2010年,日本発の革新的な展開構造物の宇宙実証が世界を驚かせました.JAXAが打ち上げた小型ソーラー電力セイル実証機IKAROSが,14m四方の正方形の薄膜を,スピンの遠心力で展開することに成功したのです.IKAROSは太陽からの「光の圧力」を受けて加速・減速する世界初の惑星間「ソーラーセイル」となりました.厚さ7.5μmのセイルの上に,薄膜太陽電池や液晶デバイスなど,複数の薄い機器を貼り付けていたのですが,これらが宇宙で機能することも確認できました.ORIGAMI Projectのメンバーの多くは,このIKAROSの構造システムの開発に関わっていました.

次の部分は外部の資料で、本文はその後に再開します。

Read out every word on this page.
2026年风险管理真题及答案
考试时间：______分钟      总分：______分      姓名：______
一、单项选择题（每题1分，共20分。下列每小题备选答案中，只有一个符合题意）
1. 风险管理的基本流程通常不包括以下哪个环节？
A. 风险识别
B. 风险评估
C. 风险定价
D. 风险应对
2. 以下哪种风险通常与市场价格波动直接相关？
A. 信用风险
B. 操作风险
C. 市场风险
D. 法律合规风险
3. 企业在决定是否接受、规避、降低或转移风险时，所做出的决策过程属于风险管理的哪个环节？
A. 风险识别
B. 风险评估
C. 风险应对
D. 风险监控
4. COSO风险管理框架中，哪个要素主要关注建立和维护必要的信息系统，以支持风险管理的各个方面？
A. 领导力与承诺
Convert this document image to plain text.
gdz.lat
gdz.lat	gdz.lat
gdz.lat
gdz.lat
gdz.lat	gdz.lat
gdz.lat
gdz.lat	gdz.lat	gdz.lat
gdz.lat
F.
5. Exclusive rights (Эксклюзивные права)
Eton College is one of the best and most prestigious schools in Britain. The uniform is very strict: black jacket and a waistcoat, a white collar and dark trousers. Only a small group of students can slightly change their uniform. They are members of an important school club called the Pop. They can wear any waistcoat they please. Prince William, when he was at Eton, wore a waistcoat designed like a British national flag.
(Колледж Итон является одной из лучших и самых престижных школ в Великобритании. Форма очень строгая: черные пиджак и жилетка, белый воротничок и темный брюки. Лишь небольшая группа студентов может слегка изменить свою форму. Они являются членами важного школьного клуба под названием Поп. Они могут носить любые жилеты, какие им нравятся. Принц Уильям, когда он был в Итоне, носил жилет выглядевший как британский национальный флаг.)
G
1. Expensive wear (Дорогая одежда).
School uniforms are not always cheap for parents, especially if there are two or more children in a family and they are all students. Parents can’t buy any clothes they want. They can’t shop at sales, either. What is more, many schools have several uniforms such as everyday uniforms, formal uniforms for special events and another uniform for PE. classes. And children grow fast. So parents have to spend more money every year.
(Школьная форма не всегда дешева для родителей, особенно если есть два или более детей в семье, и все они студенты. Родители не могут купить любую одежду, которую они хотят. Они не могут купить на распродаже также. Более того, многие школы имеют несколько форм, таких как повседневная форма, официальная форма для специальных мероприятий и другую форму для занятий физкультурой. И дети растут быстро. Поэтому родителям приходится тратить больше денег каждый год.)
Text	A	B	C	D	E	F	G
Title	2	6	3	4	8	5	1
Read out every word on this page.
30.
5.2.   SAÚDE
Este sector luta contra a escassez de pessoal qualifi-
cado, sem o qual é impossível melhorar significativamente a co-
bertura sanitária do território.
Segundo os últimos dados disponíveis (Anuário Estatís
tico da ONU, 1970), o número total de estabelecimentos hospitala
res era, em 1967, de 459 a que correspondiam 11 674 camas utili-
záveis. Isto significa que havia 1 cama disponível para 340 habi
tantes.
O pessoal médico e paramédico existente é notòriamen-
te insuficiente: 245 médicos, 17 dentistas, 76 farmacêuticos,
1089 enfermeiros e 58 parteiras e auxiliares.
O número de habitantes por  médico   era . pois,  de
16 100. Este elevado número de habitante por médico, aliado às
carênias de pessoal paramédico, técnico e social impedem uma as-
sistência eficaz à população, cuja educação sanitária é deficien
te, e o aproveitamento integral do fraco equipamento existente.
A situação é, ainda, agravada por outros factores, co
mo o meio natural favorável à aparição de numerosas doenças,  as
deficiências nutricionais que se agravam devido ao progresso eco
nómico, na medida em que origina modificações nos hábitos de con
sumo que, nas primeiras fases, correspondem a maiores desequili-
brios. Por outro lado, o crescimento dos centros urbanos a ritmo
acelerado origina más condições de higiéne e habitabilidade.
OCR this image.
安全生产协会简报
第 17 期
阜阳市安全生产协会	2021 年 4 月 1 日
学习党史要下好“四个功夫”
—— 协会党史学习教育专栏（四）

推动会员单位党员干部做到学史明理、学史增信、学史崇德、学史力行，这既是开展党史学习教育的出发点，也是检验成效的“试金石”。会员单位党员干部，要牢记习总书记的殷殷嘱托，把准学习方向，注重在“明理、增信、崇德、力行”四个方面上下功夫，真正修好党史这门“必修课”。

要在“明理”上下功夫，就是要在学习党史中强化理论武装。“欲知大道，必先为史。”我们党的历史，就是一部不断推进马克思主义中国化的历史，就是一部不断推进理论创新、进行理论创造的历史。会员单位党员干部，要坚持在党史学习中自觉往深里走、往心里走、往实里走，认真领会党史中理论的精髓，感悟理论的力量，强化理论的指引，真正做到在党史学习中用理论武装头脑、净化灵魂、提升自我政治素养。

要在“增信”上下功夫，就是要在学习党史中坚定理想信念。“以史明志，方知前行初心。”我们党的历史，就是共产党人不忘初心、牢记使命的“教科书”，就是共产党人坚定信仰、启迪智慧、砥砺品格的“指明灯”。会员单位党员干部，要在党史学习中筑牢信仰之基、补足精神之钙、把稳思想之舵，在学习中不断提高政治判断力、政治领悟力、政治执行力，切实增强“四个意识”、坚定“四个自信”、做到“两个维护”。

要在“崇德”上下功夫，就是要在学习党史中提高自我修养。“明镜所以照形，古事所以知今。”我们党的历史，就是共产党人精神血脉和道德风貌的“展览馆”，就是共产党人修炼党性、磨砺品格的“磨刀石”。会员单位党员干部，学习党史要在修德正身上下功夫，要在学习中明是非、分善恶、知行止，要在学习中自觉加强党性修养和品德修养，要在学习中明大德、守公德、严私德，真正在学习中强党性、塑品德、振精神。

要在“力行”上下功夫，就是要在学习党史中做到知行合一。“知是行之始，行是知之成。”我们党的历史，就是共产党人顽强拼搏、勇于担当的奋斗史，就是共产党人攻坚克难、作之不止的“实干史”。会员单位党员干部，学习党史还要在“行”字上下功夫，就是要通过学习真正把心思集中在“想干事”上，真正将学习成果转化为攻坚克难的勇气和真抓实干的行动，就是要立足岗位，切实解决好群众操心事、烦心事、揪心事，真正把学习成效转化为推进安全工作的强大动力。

なぜ,IKAROSはこんなにも革新的な展開構造を,世界に先駆けて実現できたのか? その1つの大きな要因に,開発の過程でシミュレーション技術を積極的に用いたことがあります.「スピンの遠心力で大きな薄膜が宇宙で展開する」挙動を,スーパーコンピュータも使用しながら,シミュレーションで予測したのです.具体的には,多粒子法と幾何学的非線形有限要素法という2種類の方法を用いて,様々な数値解析モデルを作成して計算し,「この設計で大丈夫か」ということを入念に確認しました.

ただ,シミュレーションの怖いところは,コンピュータの計算結果が,本当に宇宙空間で起こる物理現象にどのくらいの正確さで対応しているのか確信が持てない,というところにあります.IKAROS開発チームは,地上でできる様々な要素実験で,自分たちのシミュレーションの正確さを確認しながら進みました.ただ,これらの要素実験も重力の影響を受けてしまいますし,真空槽を用いると大型の実験装置を使うことが難しくなります.もっといろいろな実験データがあれば,もっとシミュレーションの正確さを高めて,もっと攻めた設計ができるのに,と思うこともしばしばでした.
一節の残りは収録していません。